We requested the number of CSOs and EOs which are screened and of these how many are static or powered screens. Anglian Water has responded to the statement with the comment: -
“We do not record all static screens on our systems.
Powered screens are recorded on our SAP ALM system. The data structure of our SAP system records the screens on each site (e.g. inline pumping station, STWs), whether the screen is an inline screen, inlet screen or a storm screen and the screen type (e.g. drum. mechanically raked bar, static bar). We do not specifically record whether the screen is on an overflow.
For example: We have 159 screens recorded on non STW sites, 5 are inline screens, 76 are inlet screens and 78 storm screens. Of the 78 storm screens (which are most likely to be overflow screens) 32 are mechanically raked screens, 35 are static bar screens, 6 are rotary screens, 4 are ‘D’ screens and 1 is a drum screen.”
In addition SMC suggested that an improved database would provide Anglian Water with the opportunity to have a more accurate size band determination and
consideration of the introduction of a unit cost for each size band. Anglian Water responded to this statement with the comment: -
“While we agree that an improved database would improve the opportunity to have a more accurate size band determination, we believe that our current extrapolation of the sample of our known asset sizes (27% of total CSOs and EOs) provides a reasonable approach. Our confidence grade of B3 for the reported asset stock by size band reflects this extrapolation.”

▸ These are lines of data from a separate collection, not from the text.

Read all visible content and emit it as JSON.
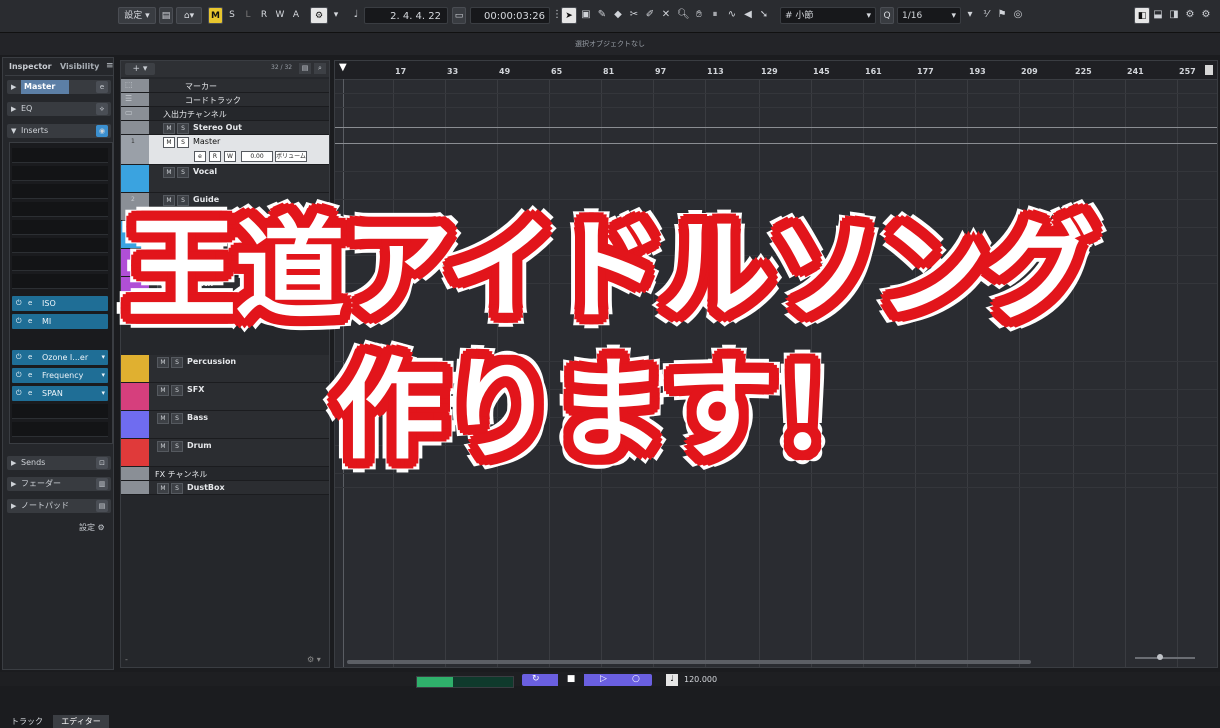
{
  "toolbar": {
    "settings_label": "設定",
    "mode_buttons": [
      "M",
      "S",
      "L",
      "R",
      "W",
      "A"
    ],
    "position_bars": "2. 4. 4. 22",
    "position_time": "00:00:03:26",
    "grid_type": "小節",
    "quantize_label": "Q",
    "quantize_value": "1/16"
  },
  "info_line": "選択オブジェクトなし",
  "inspector": {
    "tab_inspector": "Inspector",
    "tab_visibility": "Visibility",
    "channel": "Master",
    "eq": "EQ",
    "inserts": "Inserts",
    "plugins": [
      "ISO",
      "MI",
      "Ozone I...er",
      "Frequency",
      "SPAN"
    ],
    "sends": "Sends",
    "fader": "フェーダー",
    "notepad": "ノートパッド",
    "settings": "設定",
    "bottom_tab_track": "トラック",
    "bottom_tab_editor": "エディター"
  },
  "tracklist": {
    "count": "32 / 32",
    "tracks": [
      {
        "name": "マーカー"
      },
      {
        "name": "コードトラック"
      },
      {
        "name": "入出力チャンネル"
      },
      {
        "name": "Stereo Out"
      },
      {
        "name": "Master",
        "number": "1",
        "volume": "0.00",
        "volume_label": "ボリューム"
      },
      {
        "name": "Vocal"
      },
      {
        "name": "Guide",
        "number": "2"
      },
      {
        "name": "Ki"
      },
      {
        "name": "Synth"
      },
      {
        "name": "Percussion"
      },
      {
        "name": "SFX"
      },
      {
        "name": "Bass"
      },
      {
        "name": "Drum"
      },
      {
        "name": "FX チャンネル"
      },
      {
        "name": "DustBox"
      }
    ]
  },
  "ruler": [
    "17",
    "33",
    "49",
    "65",
    "81",
    "97",
    "113",
    "129",
    "145",
    "161",
    "177",
    "193",
    "209",
    "225",
    "241",
    "257"
  ],
  "transport": {
    "tempo": "120.000"
  },
  "overlay": {
    "line1": "王道アイドルソング",
    "line2": "作ります！"
  },
  "colors": {
    "overlay_red": "#e2151b",
    "vocal": "#3aa3e0",
    "synth": "#b04fd6",
    "percussion": "#e0b030",
    "sfx": "#d63f7d",
    "bass": "#6f6cf0",
    "drum": "#e03a3a"
  }
}
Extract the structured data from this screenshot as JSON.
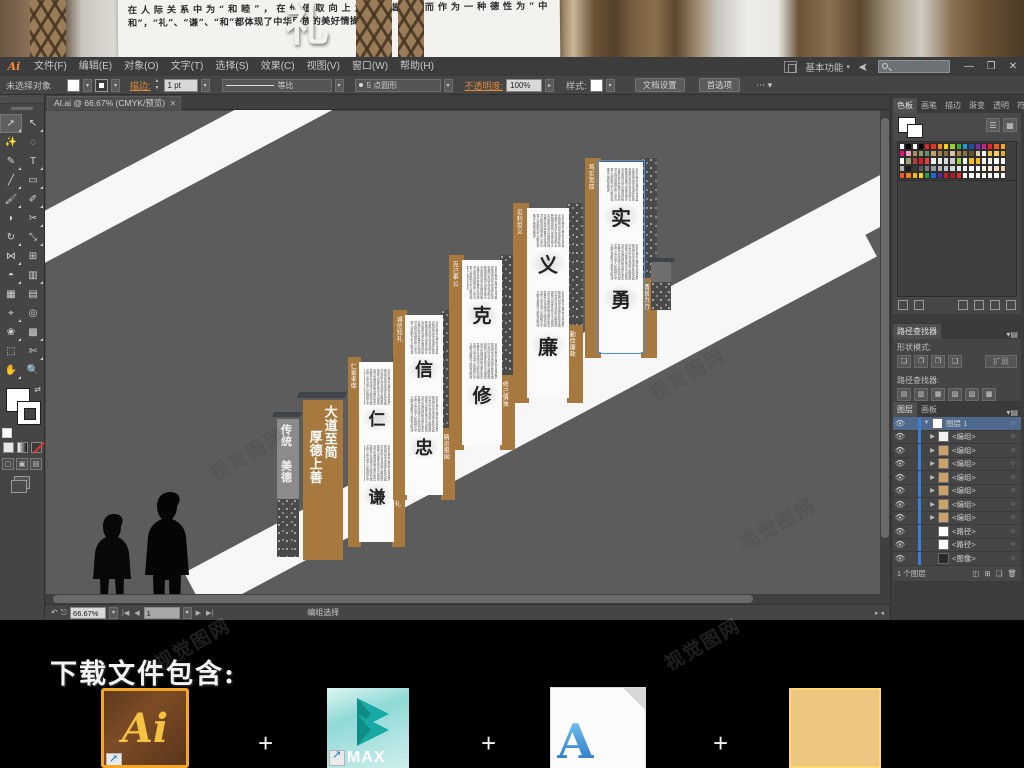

We also suggested that Anglian Water should consider a review to its approach for CSO valuation to which Anglian Water responded with the comment: -
“We believe that our current approach to valuation of these assets is reasonable given that the total value accounts for less than 0.5% of the sewerage infrastructure GMEA.”
The details provided suggest that there is little or no inspection of CSOs and EOs. Since the majority of screened CSOs are static screens, these should be inspected at least every 3 months for maintenance purposes and possibly more frequently in some locations particularly if, for example, there is a specific grease problem.